= Stefan Weber (orientalist) =

Stefan Weber (born 17 October 1967, in Aachen) is a German Orientalist and director of the Museum of Islamic Art (Museum für Islamische Kunst) at the Pergamon Museum in Berlin, Germany. Previously, he was assistant professor of material history at the Institute for the Study of Muslim Civilisations of Aga Khan University in London.

==Career==
Weber matriculated in Islamic studies (Arabic, Persian, Turkish and History of Islamic art) at Bonn University in 1990 and finished as Magister in 1996. After university he worked at the German Archaeological Institute in Damascus. In 2001 he received a doctorate from the University of Berlin and moved to Beirut as staff member of the Deutsche Morgenländische Gesellschaft (German Oriental Society).
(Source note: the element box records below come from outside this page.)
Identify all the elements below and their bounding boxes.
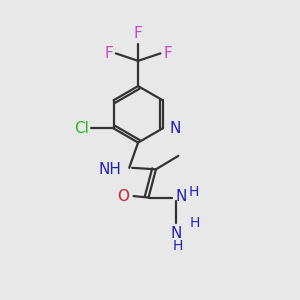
Text: N: N <box>170 226 182 241</box>
Text: Cl: Cl <box>74 121 89 136</box>
Text: F: F <box>164 46 172 61</box>
Text: H: H <box>172 239 182 253</box>
Text: H: H <box>189 184 199 199</box>
Text: H: H <box>190 216 200 230</box>
Text: N: N <box>170 121 182 136</box>
Text: N: N <box>175 189 187 204</box>
Text: NH: NH <box>99 162 122 177</box>
Text: O: O <box>117 189 129 204</box>
Text: F: F <box>104 46 113 61</box>
Text: F: F <box>134 26 142 41</box>
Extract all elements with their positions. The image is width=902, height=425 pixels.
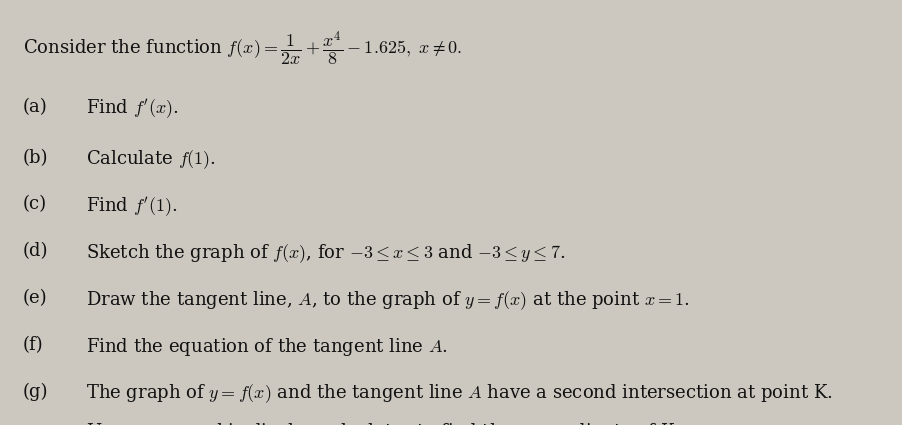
Text: Draw the tangent line, $A$, to the graph of $y = f(x)$ at the point $x = 1$.: Draw the tangent line, $A$, to the graph… <box>86 289 690 312</box>
Text: Find $f'(x)$.: Find $f'(x)$. <box>86 98 179 121</box>
Text: Sketch the graph of $f(x)$, for $-3 \leq x \leq 3$ and $-3 \leq y \leq 7$.: Sketch the graph of $f(x)$, for $-3 \leq… <box>86 242 565 265</box>
Text: The graph of $y = f(x)$ and the tangent line $A$ have a second intersection at p: The graph of $y = f(x)$ and the tangent … <box>86 382 833 405</box>
Text: Find $f'(1)$.: Find $f'(1)$. <box>86 196 178 219</box>
Text: (a): (a) <box>23 98 47 116</box>
Text: (e): (e) <box>23 289 47 307</box>
Text: Calculate $f(1)$.: Calculate $f(1)$. <box>86 149 216 171</box>
Text: Find the equation of the tangent line $A$.: Find the equation of the tangent line $A… <box>86 336 447 358</box>
Text: (g): (g) <box>23 382 48 401</box>
Text: Use your graphic display calculator to find the $x$-coordinate of K.: Use your graphic display calculator to f… <box>86 421 679 425</box>
Text: (d): (d) <box>23 242 48 260</box>
Text: Consider the function $f(x) = \dfrac{1}{2x} + \dfrac{x^4}{8} - 1.625,\ x \neq 0.: Consider the function $f(x) = \dfrac{1}{… <box>23 30 462 68</box>
Text: (c): (c) <box>23 196 47 213</box>
Text: (b): (b) <box>23 149 48 167</box>
Text: (f): (f) <box>23 336 43 354</box>
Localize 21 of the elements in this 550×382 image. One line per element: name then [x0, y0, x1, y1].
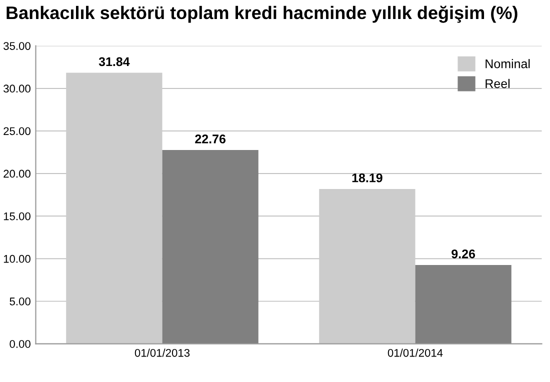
data-label: 9.26 [452, 249, 476, 258]
y-tick-label: 20.00 [4, 170, 30, 178]
chart-title: Bankacılık sektörü toplam kredi hacminde yıllık değişim (%) [6, 6, 518, 23]
x-tick-label: 01/01/2013 [134, 348, 190, 357]
y-tick-label: 15.00 [4, 212, 30, 220]
y-tick-label: 10.00 [4, 254, 30, 263]
bar [319, 188, 416, 344]
bar [415, 264, 512, 344]
legend-label: Nominal [486, 59, 530, 68]
y-tick-label: 0.00 [10, 340, 30, 348]
bar [66, 72, 162, 344]
x-tick-label: 01/01/2014 [388, 348, 443, 357]
y-tick-label: 25.00 [4, 127, 30, 136]
legend-label: Reel [486, 78, 510, 88]
data-label: 18.19 [352, 173, 382, 182]
y-tick-label: 35.00 [4, 42, 30, 50]
y-tick-label: 30.00 [4, 84, 30, 93]
y-tick-label: 5.00 [10, 298, 30, 306]
bar [162, 150, 258, 344]
data-label: 22.76 [195, 134, 226, 144]
data-label: 31.84 [98, 57, 130, 66]
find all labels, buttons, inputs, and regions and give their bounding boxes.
In 2007 he became assistant professor of material history at the Institute for the Study of Muslim Civilisations of Aga Khan University in London. In July 2008 he was appointed as director of the Pergamon Museum of Islamic Art in Berlin by the Prussian Cultural Heritage Foundation and holds this position since spring 2009.

Stefan Weber chaired several international and interdisciplinary projects. He specializes in the architectural history of Syria during the Ottoman period.

== Publications ==
- Zeugnisse Kulturellen Wandels: Stadt, Architektur und Gesellschaft des osmanischen Damaskus im 19. und frühen 20. Jahrhundert. Ph.D. Thesis, Freie Universität Berlin, 2001 (Online version)
- "Das Anfang vom Ende. Der Wandel bemalter Holzvertäfelungen in Damaskus des 18. und 19. Jahrhunderts." In Julia Gonnella, Jens Kröger: Angels, Peonies, and Fabulous Creatures: The Aleppo Room in Berlin. International Symposium of the Museum für Islamische Kunst - Staatliche Museen zu Berlin 12.-14. April 2002, pp. 153–164. ISBN 978-3-930454-82-2
- The Empire in the City: Arab Provincial Capitals in the Late Ottoman Empire. Beiruter Texte und Studien 88, Beirut 2002 (as editor with J. Hanssen, Th. Philipp)
- Damascus: Ottoman Modernity and Urban Transformation (1808–1918). Aarhus University Press, Aarhus 2009, ISBN 978-8779344242.